In other words, Winger might have been good, but from what I’ve heard they were by and large a joke among the headbangers in their day precisely because of the lowest common denominator songs that made them famous. Winger might have been the “hair band Dream Theater,” but they pissed all their talent away on crappy music too. So what does it matter if they WERE talented?

I’m sure readers could probably think of more examples…


One Response to “…but does it matter? Sometimes the answer is no.”

  1. southtexaspistolero Says:

    Keith (
    Talent is just a catch all phrase they use when they want to shove somebody out there. She’s nice to look at, and does have melodic voice, but I for one would rather listen to Billy Jo Shaver or Chris Knight growl something out with feeling in whatever notes they manage to hit than listen to her hit every note like a soulless robot.
    August 20, 2010, 4:47:08 PM CDT – Like – Reply – Edit – Moderate

    thepistolero (
    Ah, Billy Joe Shaver and Chris Knight…two of my favorite Texas singers. And I absolutely agree with you.
    August 22, 2010, 9:57:10 AM CDT – Like – Reply – Edit – Moderate

    Borepatch (
    Amen on “Jesus Take The Wheel”. But on that same album I quite like “Don’t Forget To Remember Me” which is also sentimental, and verges on maudlin without quite crossing the line.

    She was quite impressive on “Ever After” (the theme to Disney’s “Enchanted”). I particularly remember a high note near the beginning which she held without going flat. Not many could do that.

    But interestingly, we only have her first CD, which may be proving your point.
    August 22, 2010, 10:39:14 AM CDT – Like – Reply – Edit – Moderate

    Sabra (
    I particularly remember a high note near the beginning which she held without going flat.

    Well, I will give her credit for hitting the high notes — and the right notes. It’s just, well, most of her material that I find wanting. I suppose “Don’t Forget To Remember Me” was not quite as bad as “Jesus Take the Wheel,” but I still don’t get why so many people make such a big deal out of her. See “Cowboy Casanova” and “Undo It.” “You stole my happy”? All righty then…

    I did sort of like “Before He Cheats”…until I heard Miranda Lambert’s take on that theme.
    August 23, 2010, 6:49:07 AM CDT – Like – Reply – Edit – Moderate

    the pistolero (
    Oh, and that above comment was me…
    August 23, 2010, 6:49:51 AM CDT – Like – Reply – Edit – Moderate

    Boomer Lad (
    Do you owe people anything if you are talented?

    I never reckoned I did when I played, and there were a lot of better players than I ever was or will be.

    We used to intentionally run off hostile audiences by doing highly talented versions of songs the hostile audience really didn’t want to hear. Ever hear Stairway to Heaven reworked as a really snappy Boss Nova done by a 5 piece band with steel guitar. That one was my idea.

    I dunno.
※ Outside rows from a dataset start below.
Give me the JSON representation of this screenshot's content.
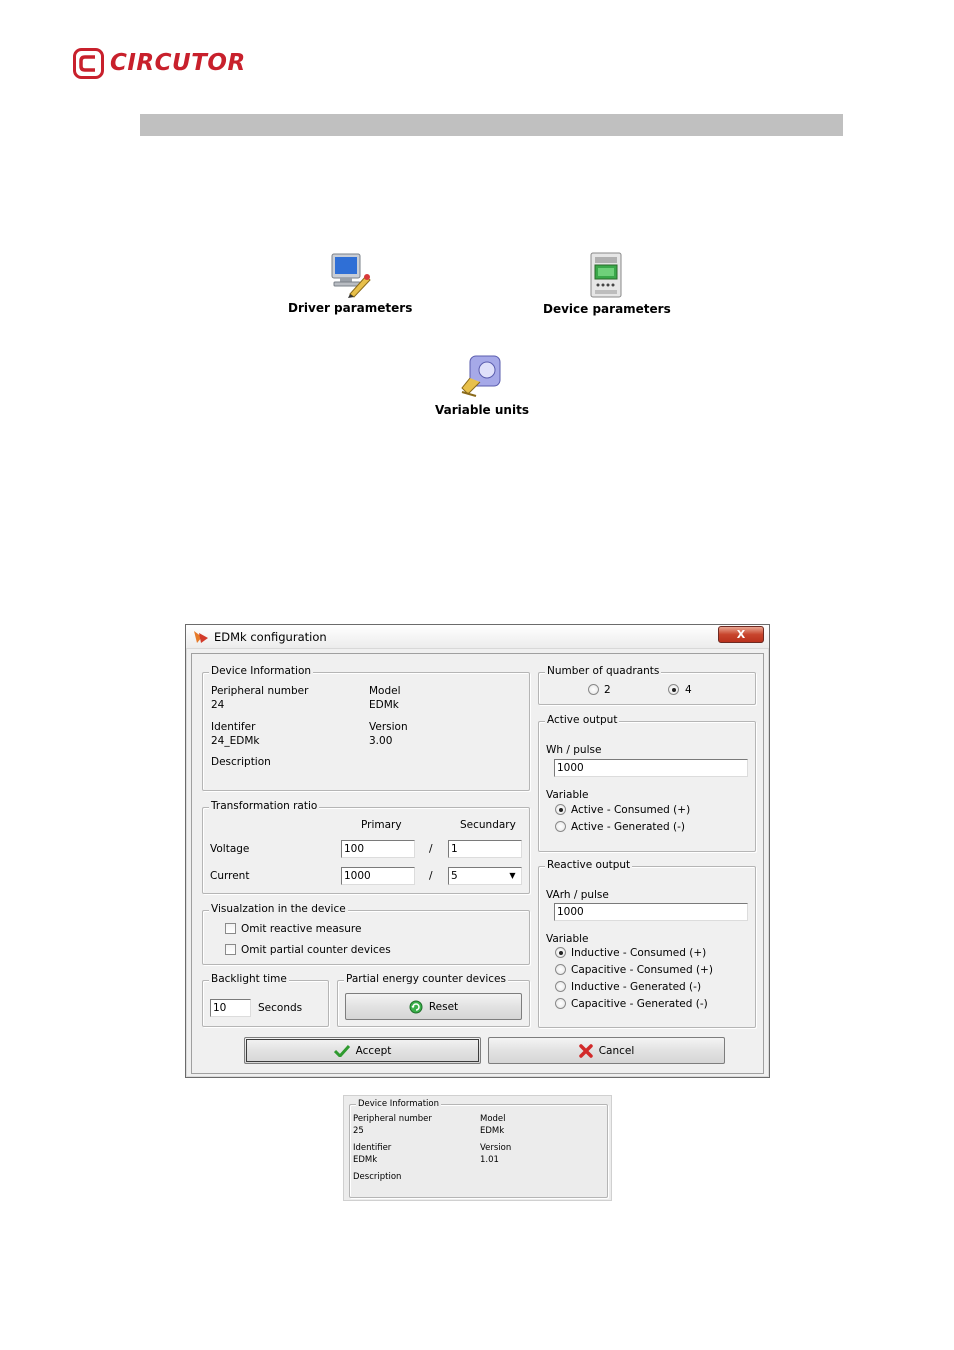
{
  "brand": {
    "name": "CIRCUTOR",
    "color": "#c8202c"
  },
  "launchers": {
    "driver": {
      "label": "Driver parameters",
      "icon": "computer-pencil-icon"
    },
    "device": {
      "label": "Device parameters",
      "icon": "meter-device-icon"
    },
    "units": {
      "label": "Variable units",
      "icon": "tape-measure-icon"
    }
  },
  "window": {
    "title": "EDMk configuration",
    "close_label": "X",
    "device_info": {
      "legend": "Device Information",
      "peripheral_label": "Peripheral number",
      "peripheral_value": "24",
      "model_label": "Model",
      "model_value": "EDMk",
      "identifier_label": "Identifer",
      "identifier_value": "24_EDMk",
      "version_label": "Version",
      "version_value": "3.00",
      "description_label": "Description"
    },
    "transformation": {
      "legend": "Transformation ratio",
      "primary_header": "Primary",
      "secondary_header": "Secundary",
      "voltage_label": "Voltage",
      "voltage_primary": "100",
      "voltage_secondary": "1",
      "current_label": "Current",
      "current_primary": "1000",
      "current_secondary": "5",
      "separator": "/"
    },
    "visualization": {
      "legend": "Visualzation in the device",
      "omit_reactive": "Omit reactive measure",
      "omit_partial": "Omit partial counter devices"
    },
    "backlight": {
      "legend": "Backlight time",
      "value": "10",
      "unit": "Seconds"
    },
    "partial": {
      "legend": "Partial energy counter devices",
      "reset_label": "Reset"
    },
    "quadrants": {
      "legend": "Number of quadrants",
      "option_2": "2",
      "option_4": "4",
      "selected": "4"
    },
    "active_output": {
      "legend": "Active output",
      "pulse_label": "Wh / pulse",
      "pulse_value": "1000",
      "variable_label": "Variable",
      "options": [
        "Active - Consumed (+)",
        "Active - Generated (-)"
      ],
      "selected_index": 0
    },
    "reactive_output": {
      "legend": "Reactive output",
      "pulse_label": "VArh / pulse",
      "pulse_value": "1000",
      "variable_label": "Variable",
      "options": [
        "Inductive - Consumed (+)",
        "Capacitive - Consumed (+)",
        "Inductive - Generated (-)",
        "Capacitive - Generated (-)"
      ],
      "selected_index": 0
    },
    "accept_label": "Accept",
    "cancel_label": "Cancel"
  },
  "mini_info": {
    "legend": "Device Information",
    "peripheral_label": "Peripheral number",
    "peripheral_value": "25",
    "model_label": "Model",
    "model_value": "EDMk",
    "identifier_label": "Identifier",
    "identifier_value": "EDMk",
    "version_label": "Version",
    "version_value": "1.01",
    "description_label": "Description"
  }
}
If you’re doing things because you like to play, it seems more valid to me…BUT…if people are doing songs to make money, you can’t blame them for making money the simpler way.
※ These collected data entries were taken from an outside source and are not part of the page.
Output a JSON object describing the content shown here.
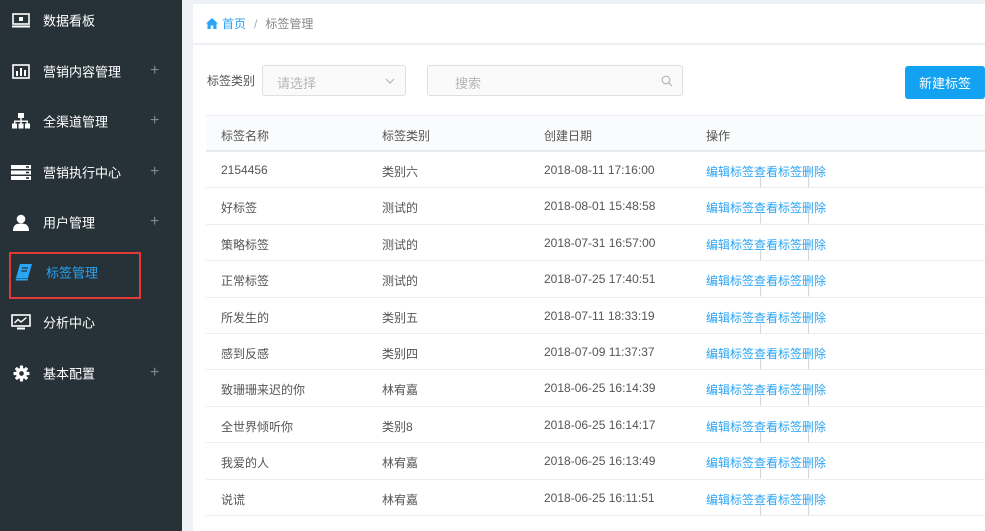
{
  "sidebar": {
    "items": [
      {
        "label": "数据看板",
        "icon": "dashboard-monitor-icon",
        "expandable": false
      },
      {
        "label": "营销内容管理",
        "icon": "bar-chart-icon",
        "expandable": true
      },
      {
        "label": "全渠道管理",
        "icon": "sitemap-icon",
        "expandable": true
      },
      {
        "label": "营销执行中心",
        "icon": "server-stack-icon",
        "expandable": true
      },
      {
        "label": "用户管理",
        "icon": "user-icon",
        "expandable": true
      },
      {
        "label": "标签管理",
        "icon": "book-icon",
        "expandable": false,
        "active": true
      },
      {
        "label": "分析中心",
        "icon": "analytics-monitor-icon",
        "expandable": false
      },
      {
        "label": "基本配置",
        "icon": "gear-icon",
        "expandable": true
      }
    ],
    "plus_symbol": "+"
  },
  "breadcrumb": {
    "home": "首页",
    "separator": "/",
    "current": "标签管理"
  },
  "filter": {
    "label": "标签类别",
    "select_placeholder": "请选择",
    "search_placeholder": "搜索",
    "new_button": "新建标签"
  },
  "table": {
    "columns": [
      "标签名称",
      "标签类别",
      "创建日期",
      "操作"
    ],
    "actions": [
      "编辑标签",
      "查看标签",
      "删除"
    ],
    "action_separator": "|",
    "rows": [
      {
        "name": "2154456",
        "category": "类别六",
        "date": "2018-08-11 17:16:00"
      },
      {
        "name": "好标签",
        "category": "测试的",
        "date": "2018-08-01 15:48:58"
      },
      {
        "name": "策略标签",
        "category": "测试的",
        "date": "2018-07-31 16:57:00"
      },
      {
        "name": "正常标签",
        "category": "测试的",
        "date": "2018-07-25 17:40:51"
      },
      {
        "name": "所发生的",
        "category": "类别五",
        "date": "2018-07-11 18:33:19"
      },
      {
        "name": "感到反感",
        "category": "类别四",
        "date": "2018-07-09 11:37:37"
      },
      {
        "name": "致珊珊来迟的你",
        "category": "林宥嘉",
        "date": "2018-06-25 16:14:39"
      },
      {
        "name": "全世界倾听你",
        "category": "类别8",
        "date": "2018-06-25 16:14:17"
      },
      {
        "name": "我爱的人",
        "category": "林宥嘉",
        "date": "2018-06-25 16:13:49"
      },
      {
        "name": "说谎",
        "category": "林宥嘉",
        "date": "2018-06-25 16:11:51"
      }
    ]
  },
  "colors": {
    "sidebar_bg": "#263238",
    "accent": "#2aa4f4",
    "button_bg": "#13a1f2",
    "highlight_border": "#e53935"
  }
}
    Not to drop any names here, but I did work with some serious name acts and some nobodies, and a lot of the serious name acts were talented as often as not, even if I thought their product was swill and a lot of the “starving artist types”, well they SUCKED. A lot of the talented people marketing swill KNOW IT and it’s just a “day job”. They often have side projects or jam around with friends and do actual good music, or some of them like to paint or write or or or…Friend of mine is a really good metal singer and he likes to race boats. he doesn’t mind the singing bit and likes being on stage and getting paid, but at the end of the day, if a bigger paycheck makes his boat faster…
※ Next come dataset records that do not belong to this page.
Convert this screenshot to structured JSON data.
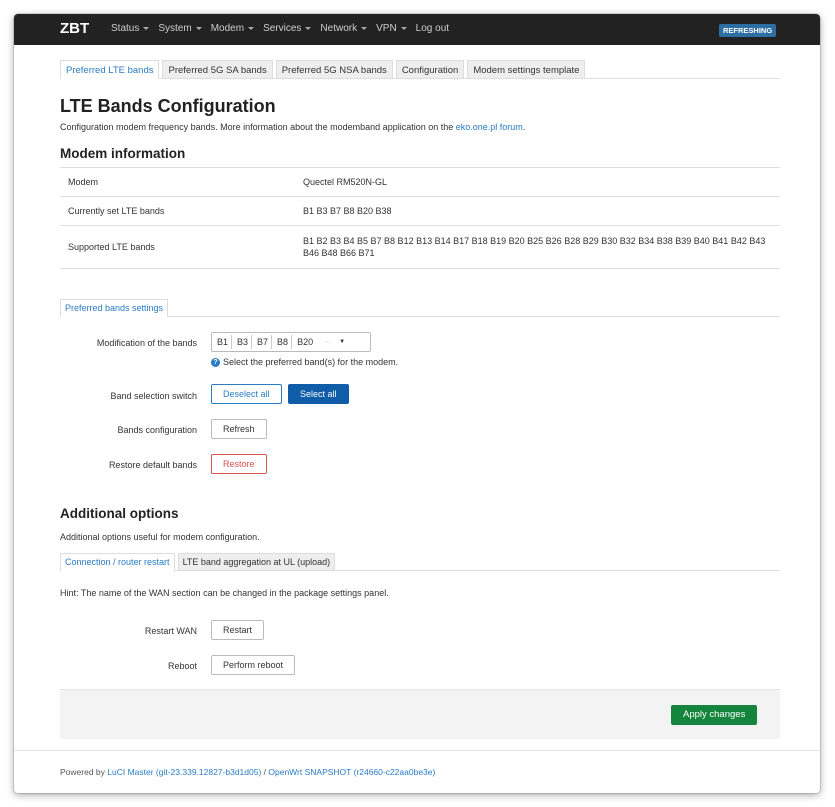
{
  "navbar": {
    "brand": "ZBT",
    "menu": [
      "Status",
      "System",
      "Modem",
      "Services",
      "Network",
      "VPN"
    ],
    "logout": "Log out",
    "status_badge": "REFRESHING"
  },
  "tabs": [
    "Preferred LTE bands",
    "Preferred 5G SA bands",
    "Preferred 5G NSA bands",
    "Configuration",
    "Modem settings template"
  ],
  "page": {
    "title": "LTE Bands Configuration",
    "desc_text": "Configuration modem frequency bands. More information about the modemband application on the ",
    "desc_link": "eko.one.pl forum",
    "desc_end": "."
  },
  "modem_info": {
    "heading": "Modem information",
    "rows": [
      {
        "label": "Modem",
        "value": "Quectel RM520N-GL"
      },
      {
        "label": "Currently set LTE bands",
        "value": "B1 B3 B7 B8 B20 B38"
      },
      {
        "label": "Supported LTE bands",
        "value": "B1 B2 B3 B4 B5 B7 B8 B12 B13 B14 B17 B18 B19 B20 B25 B26 B28 B29 B30 B32 B34 B38 B39 B40 B41 B42 B43 B46 B48 B66 B71"
      }
    ]
  },
  "preferred": {
    "tab": "Preferred bands settings",
    "modification_label": "Modification of the bands",
    "selected_bands": [
      "B1",
      "B3",
      "B7",
      "B8",
      "B20"
    ],
    "more": "···",
    "help": "Select the preferred band(s) for the modem.",
    "switch_label": "Band selection switch",
    "deselect_all": "Deselect all",
    "select_all": "Select all",
    "config_label": "Bands configuration",
    "refresh": "Refresh",
    "restore_label": "Restore default bands",
    "restore": "Restore"
  },
  "additional": {
    "heading": "Additional options",
    "desc": "Additional options useful for modem configuration.",
    "tabs": [
      "Connection / router restart",
      "LTE band aggregation at UL (upload)"
    ],
    "hint": "Hint: The name of the WAN section can be changed in the package settings panel.",
    "restart_wan_label": "Restart WAN",
    "restart": "Restart",
    "reboot_label": "Reboot",
    "perform_reboot": "Perform reboot"
  },
  "apply": "Apply changes",
  "footer": {
    "prefix": "Powered by ",
    "luci": "LuCI Master (git-23.339.12827-b3d1d05)",
    "sep": " / ",
    "openwrt": "OpenWrt SNAPSHOT (r24660-c22aa0be3e)"
  }
}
    I’ll tell you whether or not I like a musical bit, but I don’t judge people in the music industry for creating an industrial product as the music business IS A BUSINESS.

    The Replacements once played their regular classic heavy alternative rock to mostly Nashville C&W executives until only their “punk” fans remained, and then they played C&W and Broadway show tunes to the punks until they left too, because it was funny.

    Without knowing a person’s motives, I’ll just tell you if I like their songs or not and if they can operate a voice or intrument.